Nous avions loué un bus et un Palestinien de Deir Istiya (mais avec des documents japonais car, hors période de congés, il travaillait et résidait là-bas) avait tenu à venir avec nous. Ça riait, ça chantait, ça dansait dans le bus ! Arrivée à Erez. La paix d’Oslo était passée par là : route coupée, contrôle sévère, seuls des dignitaires de l’Église, reconnaissables à leurs tenues violettes, avaient pu passer directement sur le côté. Nous, nous avions été bloqués 4 heures sous un soleil de plomb (avec des enfants), apercevant à l’autre bout d’un long couloir grillagé et barbelé nos amis gazaouis qui nous faisaient des signes. Quand je dis « nous », c’est nous moins un : malgré nos protestations, l’ami de Deir Istiya avait immédiatement été refoulé de l’autre côté de la frontière, en Israël, où, lui avait-on précisé… il n’avait pas le droit d’être non plus ! Nous avions interpellé une voiture diplomatique française qui sortait de la Bande de Gaza : les fonctionnaires français avaient dit comprendre la situation et avaient accepté immédiatement de le convoyer jusqu’à Jérusalem. Au moment où les soldats, dont un russe qui ne maîtrisait pas encore l’hébreu, nous avaient enfin autorisés à passer, j’avais fait ma mauvaise tête, exigeant d’être contrôlée par un douanier palestinien puisque, après tout, c’était bien dans une enclave palestinienne dite autonome que je rentrais : ça les avait « un peu » énervés. Quelques années avant, le père de notre amie Randa assurait des liaisons hebdomadaires de livraisons de médicaments entre Ramallah et Gaza, elles furent interrompues aux alentours de 1995 ou 96 mais, en France, tout le monde ne jurait que par Oslo : alléluia, la paix était descendue du ciel, on allait enfin pouvoir être tranquilles et arrêtés d’être emmerdés par ce fichu « problème palestinien » ! Alors non, il est faux de faire croire qu’avant la victoire du Hamas en 2006 la Bande de Gaza était libre et open. Par contre, c’est vrai que les colonies israéliennes qui y existaient ont toutes été évacuée par l’armée en 2005 : ça s’appelait « le plan de désengagement unilatéral ». A grand renfort de caméras, le monde entier avait pu voir ainsi comment le gouvernement israélien « œuvrait pour la paix contre les fanatiques juifs ». Avant le « désengagement », la répression à l’égard des Gazaouis se faisait dans les rues et les maisons à coups de matraques et de fusils. Après le départ des derniers colons, les bombardements devinrent plus « aisés »…
Ce soir,
je repense à tous ces gens, tous ces enfants en particulier que nous avons connus à Gaza : Iman de Beit Hanoun, Ula de Khan Younis, Taysir de Jabaliya. Sont-ils encore vivants ? Ont-ils été tués en 2003, 2006, 2014 ? Sont-ils devenus avocats, médecins, ouvriers ? Ont-ils eu des enfants, quels sourires avaient-ils, quelles petites bêtises faisaient-ils ? Est-ce qu’ils aimaient autant l’école que la plage avant le 7 octobre ? Quel est le sel de leurs larmes aujourd’hui et pourront-ils les verser encore longtemps avant la prochaine bombe ?

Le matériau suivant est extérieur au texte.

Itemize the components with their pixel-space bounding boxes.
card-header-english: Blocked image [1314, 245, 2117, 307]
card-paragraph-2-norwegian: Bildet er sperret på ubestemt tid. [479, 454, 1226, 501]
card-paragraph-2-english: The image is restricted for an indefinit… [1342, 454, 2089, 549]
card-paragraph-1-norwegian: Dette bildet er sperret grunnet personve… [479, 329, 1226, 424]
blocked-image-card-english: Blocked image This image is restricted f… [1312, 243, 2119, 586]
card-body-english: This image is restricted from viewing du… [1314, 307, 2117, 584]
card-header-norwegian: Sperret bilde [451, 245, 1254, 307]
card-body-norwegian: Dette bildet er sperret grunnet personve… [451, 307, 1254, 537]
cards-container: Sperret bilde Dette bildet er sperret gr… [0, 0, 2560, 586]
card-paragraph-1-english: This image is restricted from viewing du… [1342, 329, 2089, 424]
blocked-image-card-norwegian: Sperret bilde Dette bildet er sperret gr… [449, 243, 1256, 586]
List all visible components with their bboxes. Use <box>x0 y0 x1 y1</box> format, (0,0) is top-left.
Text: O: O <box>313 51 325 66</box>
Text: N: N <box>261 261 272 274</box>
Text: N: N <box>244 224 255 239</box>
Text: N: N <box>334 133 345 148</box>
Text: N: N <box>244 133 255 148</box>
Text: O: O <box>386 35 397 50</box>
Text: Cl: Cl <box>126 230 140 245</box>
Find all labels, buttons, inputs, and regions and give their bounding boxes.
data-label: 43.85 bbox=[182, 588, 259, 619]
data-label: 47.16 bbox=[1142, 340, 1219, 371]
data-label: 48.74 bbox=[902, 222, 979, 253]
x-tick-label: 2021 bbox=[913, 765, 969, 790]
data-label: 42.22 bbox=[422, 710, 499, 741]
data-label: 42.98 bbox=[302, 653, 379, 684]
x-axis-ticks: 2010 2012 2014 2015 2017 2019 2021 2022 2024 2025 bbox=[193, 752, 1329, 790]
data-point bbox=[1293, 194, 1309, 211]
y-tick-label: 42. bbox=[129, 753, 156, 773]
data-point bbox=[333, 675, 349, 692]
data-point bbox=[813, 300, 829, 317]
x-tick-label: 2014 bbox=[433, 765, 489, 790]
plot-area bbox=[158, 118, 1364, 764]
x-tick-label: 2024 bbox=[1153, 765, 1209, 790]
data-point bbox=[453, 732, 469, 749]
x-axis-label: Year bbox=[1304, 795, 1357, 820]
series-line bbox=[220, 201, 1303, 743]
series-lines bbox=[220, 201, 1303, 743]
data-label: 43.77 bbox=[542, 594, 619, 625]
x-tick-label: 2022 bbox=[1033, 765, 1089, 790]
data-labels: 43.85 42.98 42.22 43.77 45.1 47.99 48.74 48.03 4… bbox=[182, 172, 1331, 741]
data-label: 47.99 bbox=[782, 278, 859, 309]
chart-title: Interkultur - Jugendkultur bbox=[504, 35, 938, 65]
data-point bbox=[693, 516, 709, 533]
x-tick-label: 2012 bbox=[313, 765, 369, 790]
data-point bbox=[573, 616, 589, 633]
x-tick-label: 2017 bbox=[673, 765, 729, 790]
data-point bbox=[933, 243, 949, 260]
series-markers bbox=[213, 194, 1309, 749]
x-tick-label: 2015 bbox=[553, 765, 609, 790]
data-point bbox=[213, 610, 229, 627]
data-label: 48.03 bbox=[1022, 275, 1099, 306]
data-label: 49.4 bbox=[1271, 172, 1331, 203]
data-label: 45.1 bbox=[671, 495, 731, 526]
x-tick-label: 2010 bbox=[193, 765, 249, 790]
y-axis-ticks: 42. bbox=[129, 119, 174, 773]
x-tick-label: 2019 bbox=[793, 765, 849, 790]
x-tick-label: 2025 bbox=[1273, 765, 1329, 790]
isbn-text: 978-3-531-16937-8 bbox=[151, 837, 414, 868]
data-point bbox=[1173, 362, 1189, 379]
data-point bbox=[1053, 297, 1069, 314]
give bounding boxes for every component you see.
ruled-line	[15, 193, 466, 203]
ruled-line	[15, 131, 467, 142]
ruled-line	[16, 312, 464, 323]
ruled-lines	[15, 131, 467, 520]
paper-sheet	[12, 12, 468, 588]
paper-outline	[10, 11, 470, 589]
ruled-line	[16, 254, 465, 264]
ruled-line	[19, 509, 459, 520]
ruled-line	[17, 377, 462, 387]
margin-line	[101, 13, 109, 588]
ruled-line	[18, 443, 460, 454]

En regardant les infos des sites palestiniens ce soir sur internet, on apprend que le grand hôpital de Gaza a reçu son deuxième avertissement de la part de l’armée israélienne. Des tirs (on ne sait pas de quelle nature) auraient touché son toit. Le corps médical refuse toujours d’évacuer l’hôpital.
Bon, allez, j’arrête là. Ne pas se coucher trop tard, demain c’est cueillettes. Enfin, on va essayer.